As ações fazem parte da chamada Jornada Nacional de Lutas em Defesa da Reforma Agrária, tradicionalmente conhecida como Abril Vermelho, que deve se estender até o próximo dia 17 de abril.

Reação do setor agropecuário

Em resposta, a Frente Parlamentar da Agropecuária (FPA) divulgou nota nesta semana afirmando que acompanha a situação com “máxima atenção”. Segundo a bancada, as invasões representam uma ameaça à segurança jurídica no campo, impactando diretamente a produção agropecuária nacional e colocando em risco a integridade física e patrimonial dos produtores rurais e de suas famílias.

A FPA também destacou que as ocupações começaram antes mesmo de abril e ocorrem em um contexto de instabilidade crescente, agravado pela “postura permissiva do governo federal diante das pressões políticas” de movimentos sociais.

Pernambuco lidera número de ocupações

Somente em Pernambuco, uma série de ocupações ocorreu em poucos dias.

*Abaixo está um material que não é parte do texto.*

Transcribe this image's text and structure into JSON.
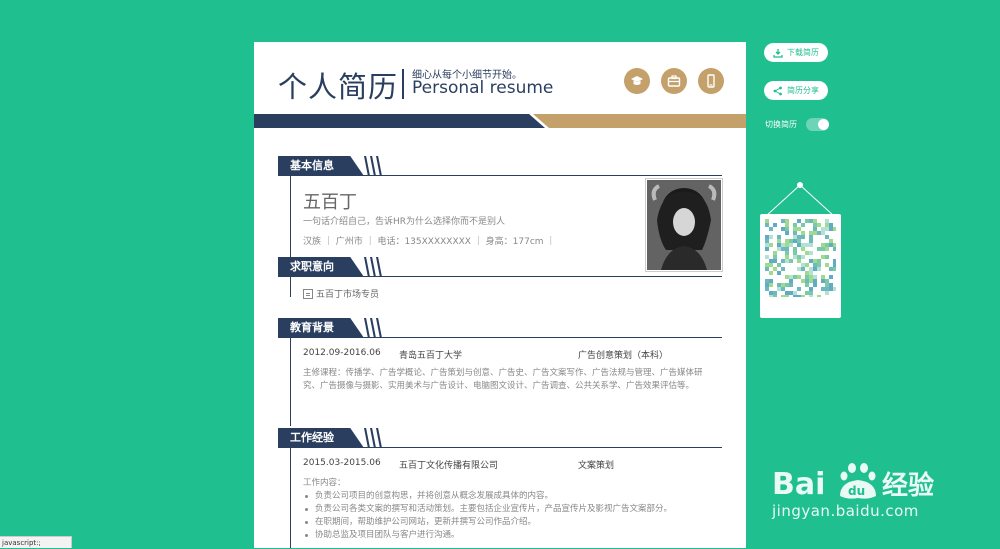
{
  "resume": {
    "title": "个人简历",
    "slogan": "细心从每个小细节开始。",
    "subtitle": "Personal resume",
    "header_icons": [
      "graduation-cap-icon",
      "briefcase-icon",
      "phone-icon"
    ],
    "sections": {
      "basic": "基本信息",
      "intent": "求职意向",
      "education": "教育背景",
      "work": "工作经验"
    },
    "basic": {
      "name": "五百丁",
      "motto": "一句话介绍自己，告诉HR为什么选择你而不是别人",
      "info": "汉族 ｜ 广州市 ｜ 电话：135XXXXXXXX ｜ 身高：177cm ｜"
    },
    "intent_value": "五百丁市场专员",
    "education": {
      "period": "2012.09-2016.06",
      "school": "青岛五百丁大学",
      "major": "广告创意策划（本科）",
      "courses": "主修课程：传播学、广告学概论、广告策划与创意、广告史、广告文案写作、广告法规与管理、广告媒体研究、广告摄像与摄影、实用美术与广告设计、电脑图文设计、广告调查、公共关系学、广告效果评估等。"
    },
    "work": {
      "period": "2015.03-2015.06",
      "company": "五百丁文化传播有限公司",
      "role": "文案策划",
      "content_label": "工作内容：",
      "bullets": [
        "负责公司项目的创意构思，并将创意从概念发展成具体的内容。",
        "负责公司各类文案的撰写和活动策划。主要包括企业宣传片，产品宣传片及影视广告文案部分。",
        "在职期间，帮助维护公司网站，更新并撰写公司作品介绍。",
        "协助总监及项目团队与客户进行沟通。"
      ]
    }
  },
  "controls": {
    "download": "下载简历",
    "share": "简历分享",
    "switch_label": "切换简历"
  },
  "watermark": {
    "logo": "Bai du 经验",
    "url": "jingyan.baidu.com"
  },
  "statusbar": "javascript:;",
  "colors": {
    "background": "#1fbf8f",
    "navy": "#2a3f5f",
    "gold": "#c4a06a"
  }
}
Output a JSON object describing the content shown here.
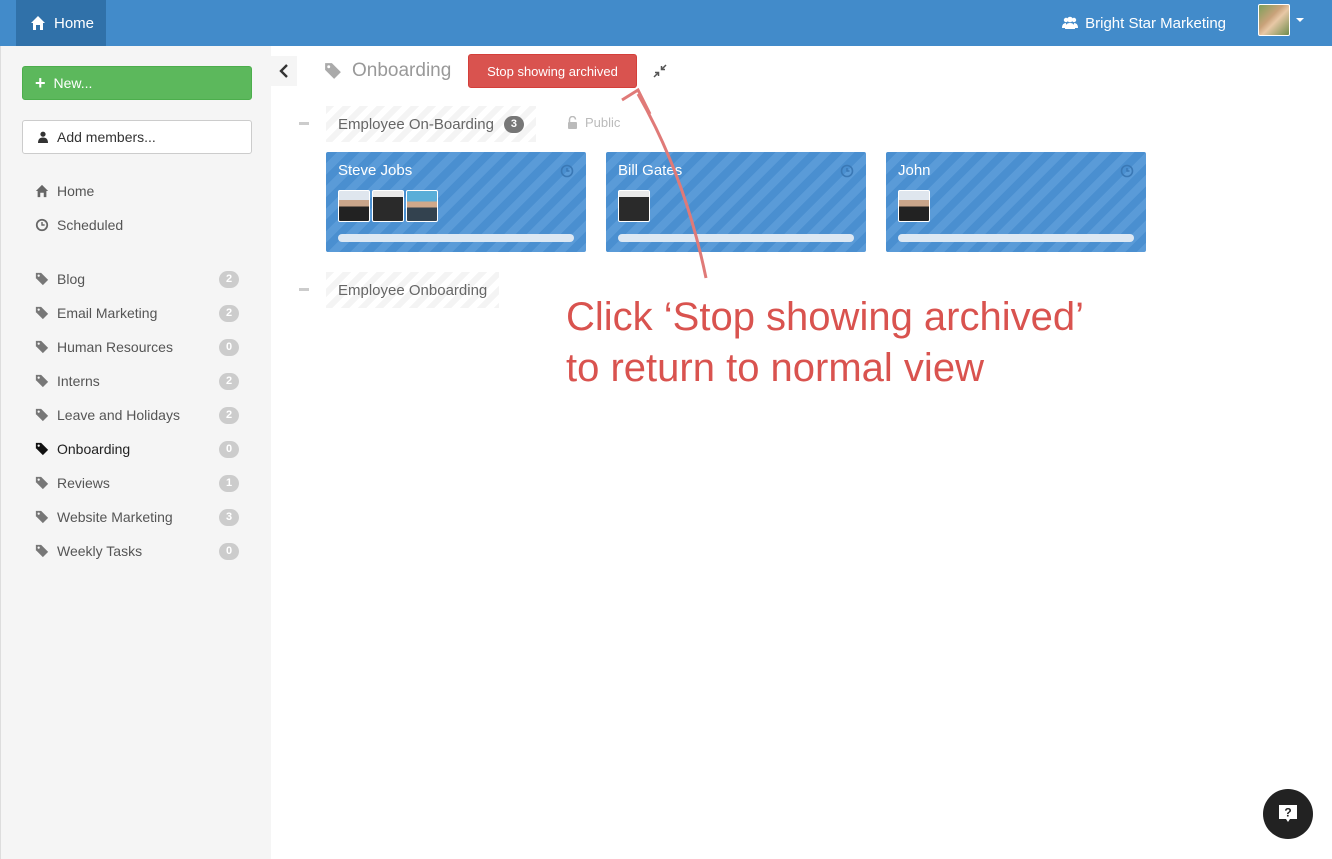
{
  "topbar": {
    "home_label": "Home",
    "org_name": "Bright Star Marketing"
  },
  "sidebar": {
    "new_label": "New...",
    "add_members_label": "Add members...",
    "nav": [
      {
        "label": "Home",
        "icon": "home-icon"
      },
      {
        "label": "Scheduled",
        "icon": "clock-icon"
      }
    ],
    "tags": [
      {
        "label": "Blog",
        "count": "2"
      },
      {
        "label": "Email Marketing",
        "count": "2"
      },
      {
        "label": "Human Resources",
        "count": "0"
      },
      {
        "label": "Interns",
        "count": "2"
      },
      {
        "label": "Leave and Holidays",
        "count": "2"
      },
      {
        "label": "Onboarding",
        "count": "0",
        "active": true
      },
      {
        "label": "Reviews",
        "count": "1"
      },
      {
        "label": "Website Marketing",
        "count": "3"
      },
      {
        "label": "Weekly Tasks",
        "count": "0"
      }
    ]
  },
  "main": {
    "title": "Onboarding",
    "stop_archived_label": "Stop showing archived",
    "groups": [
      {
        "name": "Employee On-Boarding",
        "count": "3",
        "privacy": "Public"
      },
      {
        "name": "Employee Onboarding"
      }
    ],
    "cards": [
      {
        "name": "Steve Jobs",
        "members": 3
      },
      {
        "name": "Bill Gates",
        "members": 1
      },
      {
        "name": "John",
        "members": 1
      }
    ],
    "annotation_line1": "Click ‘Stop showing archived’",
    "annotation_line2": "to return to normal view"
  },
  "colors": {
    "topbar": "#428bca",
    "new_button": "#5cb85c",
    "archived_button": "#d9534f",
    "card": "#4a8fd0",
    "annotation": "#d9534f"
  }
}
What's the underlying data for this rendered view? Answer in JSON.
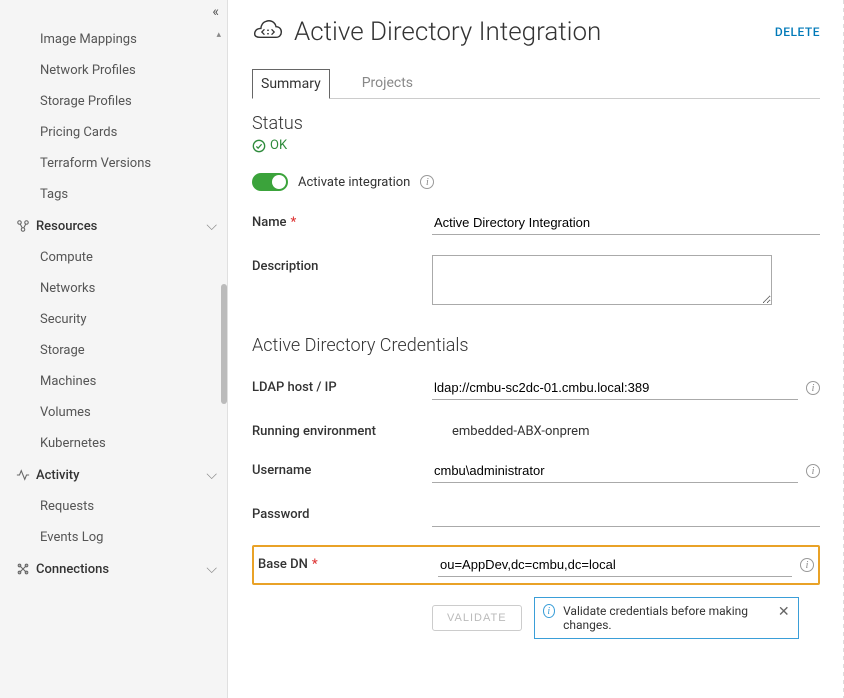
{
  "sidebar": {
    "items_top": [
      {
        "label": "Image Mappings"
      },
      {
        "label": "Network Profiles"
      },
      {
        "label": "Storage Profiles"
      },
      {
        "label": "Pricing Cards"
      },
      {
        "label": "Terraform Versions"
      },
      {
        "label": "Tags"
      }
    ],
    "section_resources": {
      "label": "Resources",
      "icon": "resources-icon"
    },
    "items_resources": [
      {
        "label": "Compute"
      },
      {
        "label": "Networks"
      },
      {
        "label": "Security"
      },
      {
        "label": "Storage"
      },
      {
        "label": "Machines"
      },
      {
        "label": "Volumes"
      },
      {
        "label": "Kubernetes"
      }
    ],
    "section_activity": {
      "label": "Activity",
      "icon": "activity-icon"
    },
    "items_activity": [
      {
        "label": "Requests"
      },
      {
        "label": "Events Log"
      }
    ],
    "section_connections": {
      "label": "Connections",
      "icon": "connections-icon"
    }
  },
  "header": {
    "title": "Active Directory Integration",
    "delete_label": "DELETE"
  },
  "tabs": {
    "summary": "Summary",
    "projects": "Projects"
  },
  "status": {
    "label": "Status",
    "ok": "OK"
  },
  "toggle": {
    "label": "Activate integration"
  },
  "form": {
    "name_label": "Name",
    "name_value": "Active Directory Integration",
    "description_label": "Description",
    "description_value": ""
  },
  "credentials": {
    "section_label": "Active Directory Credentials",
    "ldap_label": "LDAP host / IP",
    "ldap_value": "ldap://cmbu-sc2dc-01.cmbu.local:389",
    "runenv_label": "Running environment",
    "runenv_value": "embedded-ABX-onprem",
    "username_label": "Username",
    "username_value": "cmbu\\administrator",
    "password_label": "Password",
    "password_value": "",
    "basedn_label": "Base DN",
    "basedn_value": "ou=AppDev,dc=cmbu,dc=local",
    "validate_label": "VALIDATE",
    "notice_text": "Validate credentials before making changes."
  }
}
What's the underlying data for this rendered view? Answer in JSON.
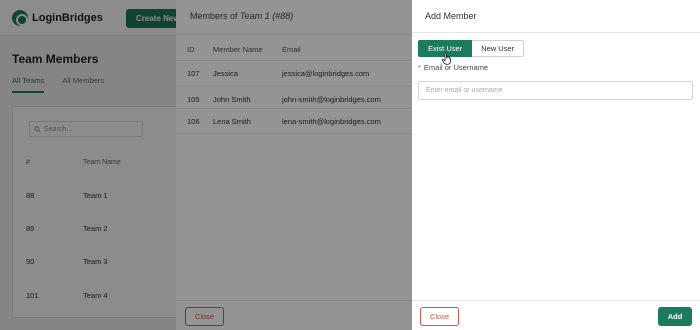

No sábado (5), milhares de pessoas invadiram a Companhia Agroindustrial de Goiana (Caig), conhecida como Usina Santa Teresa, localizada no extremo norte do estado. A empresa, produtora de açúcar e álcool, teve suas terras reivindicadas pelo MST para fins de reforma agrária.

Ainda no sábado, o movimento ocupou a Fazenda Galdino, com 500 hectares, no município de Riacho das Almas, e a Fazenda Barra da Ribeira, de 400 hectares, entre Águas Belas e Iati.

No domingo (6), novas ocupações ocorreram. O grupo tomou a Fazenda CopaFruit, também de 500 hectares, em Petrolina, área que está em processo de desapropriação. A intenção do movimento é evitar que a propriedade seja leiloada. No mesmo dia, cerca de mil pessoas ocuparam a Fazenda Boi Caju, em Tacaratu, no sul do estado. Em seguida, a Fazenda Mandioca, localizada entre Altinho e Ibirajuba, também foi invadida.

Na região serrana de Gravatá, integrantes do MST ocuparam a Fazenda Brasil, em um município que já abriga seis assentamentos do movimento.

Na segunda-feira (7), duas usinas foram alvos do MST: a Usina Nossa Senhora do Carmo, em Pombos, e a histórica Usina Santa Pânfila, fundada em 1918. Segundo o MST, o Instituto Nacional de Colonização e Reforma Agrária (Incra) já reconheceu o potencial dessas áreas para reforma agrária, mas nenhum processo foi efetivado até o momento.